If you have not considered this issue it may be good to visit with your local supplier for fertilizer and equipment since when the planting season begins everyone will want to be getting that task done within the optimum time window. The number one rule is to avoid field traffic until the soil is fit.
Environmental contamination issues
The word in past years and now is that any grain that has received flood water damage is considered contaminated and should not be marketing or fed. The latter is supposed to be with DVM supervision after mycotoxin testing is done. Part of the problem with this is that there are many individualized tests that can be done, and most take time and can be expensive.
I happened to attend a livestock conference on Saturday morning and happened to sit next to a farmer who was a PTA member, as in Pyrotechnic Trade Association. He was in charge of helping manage a fireworks business and governing committee. What he mentioned is that in this country we are advised not to throw CFL bulbs and computer screens and other electronic items into the trash because they contain environmentally damaging chemicals or minerals. Thus they ship them to China, who process and extract each of them and then ship them back over here in the fireworks. When you are attending your community’s July 4th fireworks each color you see is based on a particular mineral burning up. The big, loud, thunder boomers are made using perchlorate, a manufactured and sometimes naturally made compound one chloride, four oxygen compound that can be an environmental and water contaminant.
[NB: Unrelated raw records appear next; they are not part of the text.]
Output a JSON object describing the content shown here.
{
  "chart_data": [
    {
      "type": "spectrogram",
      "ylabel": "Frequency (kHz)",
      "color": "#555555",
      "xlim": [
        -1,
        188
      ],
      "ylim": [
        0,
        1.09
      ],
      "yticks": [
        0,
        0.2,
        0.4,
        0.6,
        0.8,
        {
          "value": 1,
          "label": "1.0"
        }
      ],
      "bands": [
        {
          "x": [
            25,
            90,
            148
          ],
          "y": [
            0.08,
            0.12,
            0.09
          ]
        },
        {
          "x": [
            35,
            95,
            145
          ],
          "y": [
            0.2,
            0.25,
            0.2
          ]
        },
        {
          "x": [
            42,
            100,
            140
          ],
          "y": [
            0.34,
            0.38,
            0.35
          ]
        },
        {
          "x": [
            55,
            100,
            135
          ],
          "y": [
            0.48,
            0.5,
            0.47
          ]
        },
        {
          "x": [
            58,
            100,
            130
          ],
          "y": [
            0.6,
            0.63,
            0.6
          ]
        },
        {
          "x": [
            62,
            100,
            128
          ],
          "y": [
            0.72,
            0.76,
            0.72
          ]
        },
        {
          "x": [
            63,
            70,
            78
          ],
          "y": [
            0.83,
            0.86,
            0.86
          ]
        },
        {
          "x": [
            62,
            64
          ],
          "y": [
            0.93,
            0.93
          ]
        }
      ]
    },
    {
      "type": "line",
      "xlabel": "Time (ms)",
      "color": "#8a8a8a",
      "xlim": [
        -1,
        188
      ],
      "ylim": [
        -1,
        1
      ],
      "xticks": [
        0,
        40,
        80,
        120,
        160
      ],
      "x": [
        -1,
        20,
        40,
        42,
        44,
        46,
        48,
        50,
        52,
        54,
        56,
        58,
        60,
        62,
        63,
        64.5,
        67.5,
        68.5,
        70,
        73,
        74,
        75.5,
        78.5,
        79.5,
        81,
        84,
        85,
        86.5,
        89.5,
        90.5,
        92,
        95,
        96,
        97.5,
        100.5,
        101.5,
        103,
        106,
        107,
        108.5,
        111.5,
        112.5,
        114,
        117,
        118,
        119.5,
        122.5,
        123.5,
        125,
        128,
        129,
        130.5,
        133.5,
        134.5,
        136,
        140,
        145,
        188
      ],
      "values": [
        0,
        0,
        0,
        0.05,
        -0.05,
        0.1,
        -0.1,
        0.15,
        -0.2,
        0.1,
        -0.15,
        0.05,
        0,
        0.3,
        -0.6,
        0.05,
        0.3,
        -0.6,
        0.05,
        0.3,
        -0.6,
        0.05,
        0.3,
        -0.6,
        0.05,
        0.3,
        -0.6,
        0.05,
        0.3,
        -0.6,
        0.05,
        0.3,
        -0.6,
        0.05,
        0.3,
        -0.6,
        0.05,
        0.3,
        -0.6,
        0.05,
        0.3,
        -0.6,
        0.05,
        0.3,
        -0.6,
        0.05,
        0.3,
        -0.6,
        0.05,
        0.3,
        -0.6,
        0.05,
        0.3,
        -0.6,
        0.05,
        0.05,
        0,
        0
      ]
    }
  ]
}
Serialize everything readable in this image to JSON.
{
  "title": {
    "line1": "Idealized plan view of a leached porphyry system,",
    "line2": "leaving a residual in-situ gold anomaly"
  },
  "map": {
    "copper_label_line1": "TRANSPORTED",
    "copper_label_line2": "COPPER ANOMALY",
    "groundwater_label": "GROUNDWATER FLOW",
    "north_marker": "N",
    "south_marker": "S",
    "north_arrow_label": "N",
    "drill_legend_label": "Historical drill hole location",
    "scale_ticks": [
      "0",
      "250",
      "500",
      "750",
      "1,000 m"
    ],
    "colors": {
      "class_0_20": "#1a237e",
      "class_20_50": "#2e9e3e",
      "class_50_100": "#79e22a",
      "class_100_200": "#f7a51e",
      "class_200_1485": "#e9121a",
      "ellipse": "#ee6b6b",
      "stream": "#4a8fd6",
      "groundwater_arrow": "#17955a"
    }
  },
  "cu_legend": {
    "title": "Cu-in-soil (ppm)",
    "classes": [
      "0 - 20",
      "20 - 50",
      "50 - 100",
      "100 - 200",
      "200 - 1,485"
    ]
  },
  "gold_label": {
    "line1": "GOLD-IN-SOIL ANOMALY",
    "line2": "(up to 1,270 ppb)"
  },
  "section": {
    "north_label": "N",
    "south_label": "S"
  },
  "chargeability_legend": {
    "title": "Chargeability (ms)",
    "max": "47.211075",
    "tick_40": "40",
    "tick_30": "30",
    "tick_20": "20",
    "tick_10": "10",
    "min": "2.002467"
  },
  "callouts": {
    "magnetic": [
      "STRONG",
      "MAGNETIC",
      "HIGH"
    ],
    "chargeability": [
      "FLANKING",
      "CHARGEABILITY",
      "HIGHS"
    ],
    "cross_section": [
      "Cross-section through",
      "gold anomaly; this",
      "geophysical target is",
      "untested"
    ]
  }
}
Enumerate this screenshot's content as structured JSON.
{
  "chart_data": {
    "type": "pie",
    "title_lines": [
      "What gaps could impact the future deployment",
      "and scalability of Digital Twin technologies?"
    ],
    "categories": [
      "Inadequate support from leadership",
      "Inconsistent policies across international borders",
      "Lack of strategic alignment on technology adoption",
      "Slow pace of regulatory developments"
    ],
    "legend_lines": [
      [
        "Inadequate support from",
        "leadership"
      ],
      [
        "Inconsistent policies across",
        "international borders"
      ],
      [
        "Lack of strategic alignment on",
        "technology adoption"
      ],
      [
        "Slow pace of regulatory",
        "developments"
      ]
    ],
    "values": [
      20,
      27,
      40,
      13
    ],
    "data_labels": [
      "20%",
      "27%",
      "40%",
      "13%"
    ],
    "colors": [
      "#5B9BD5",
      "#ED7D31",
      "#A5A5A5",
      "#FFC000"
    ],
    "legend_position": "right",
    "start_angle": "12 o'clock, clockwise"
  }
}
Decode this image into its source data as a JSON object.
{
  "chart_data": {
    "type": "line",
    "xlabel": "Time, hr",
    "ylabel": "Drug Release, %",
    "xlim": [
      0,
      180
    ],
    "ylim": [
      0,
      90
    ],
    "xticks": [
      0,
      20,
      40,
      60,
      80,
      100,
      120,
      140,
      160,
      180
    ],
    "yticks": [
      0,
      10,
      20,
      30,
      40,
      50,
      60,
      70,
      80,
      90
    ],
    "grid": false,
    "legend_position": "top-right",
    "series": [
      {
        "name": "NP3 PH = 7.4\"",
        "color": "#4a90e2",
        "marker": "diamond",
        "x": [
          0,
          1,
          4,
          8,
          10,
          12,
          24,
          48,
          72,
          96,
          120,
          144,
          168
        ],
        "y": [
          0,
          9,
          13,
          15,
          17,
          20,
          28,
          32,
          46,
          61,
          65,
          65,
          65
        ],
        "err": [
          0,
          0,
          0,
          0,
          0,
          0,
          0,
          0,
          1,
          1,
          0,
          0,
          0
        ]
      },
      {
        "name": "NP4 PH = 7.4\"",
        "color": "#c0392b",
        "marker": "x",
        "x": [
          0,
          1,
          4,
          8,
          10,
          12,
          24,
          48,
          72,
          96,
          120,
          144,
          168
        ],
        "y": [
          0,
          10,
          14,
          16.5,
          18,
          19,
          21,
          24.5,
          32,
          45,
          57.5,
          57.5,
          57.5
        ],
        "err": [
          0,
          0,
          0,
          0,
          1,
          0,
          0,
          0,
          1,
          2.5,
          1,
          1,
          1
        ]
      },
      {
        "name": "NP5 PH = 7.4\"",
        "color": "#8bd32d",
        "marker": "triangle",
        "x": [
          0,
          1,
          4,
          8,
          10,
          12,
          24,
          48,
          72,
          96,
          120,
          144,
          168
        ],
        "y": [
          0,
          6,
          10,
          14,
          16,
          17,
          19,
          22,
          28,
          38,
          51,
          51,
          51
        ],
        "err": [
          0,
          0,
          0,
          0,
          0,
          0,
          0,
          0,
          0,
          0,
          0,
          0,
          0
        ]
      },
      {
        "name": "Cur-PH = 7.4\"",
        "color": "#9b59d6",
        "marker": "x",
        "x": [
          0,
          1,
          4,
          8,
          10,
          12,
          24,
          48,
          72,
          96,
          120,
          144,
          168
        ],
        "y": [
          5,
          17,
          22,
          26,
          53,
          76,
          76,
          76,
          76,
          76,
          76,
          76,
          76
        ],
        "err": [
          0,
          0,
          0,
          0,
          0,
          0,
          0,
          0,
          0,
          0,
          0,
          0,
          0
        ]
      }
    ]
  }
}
It gained publicity out in California when rocket fuel suppliers used it as a propellant in their fuel due to its explosive properties and it leaked into their water supplies. Does this mean that each fireworks demolitions site may become a hazardous Clean Up Site?
The other national news is with lawsuit No. 2 out in California involving a popular systemic herbicide over its health effects and the jury siding with the plaintiff. Soil contamination, insurance coverage for applicators, worker safety issues, and retailer response are already being scrutinized more and it may only be the beginning. The internal data may not be kind.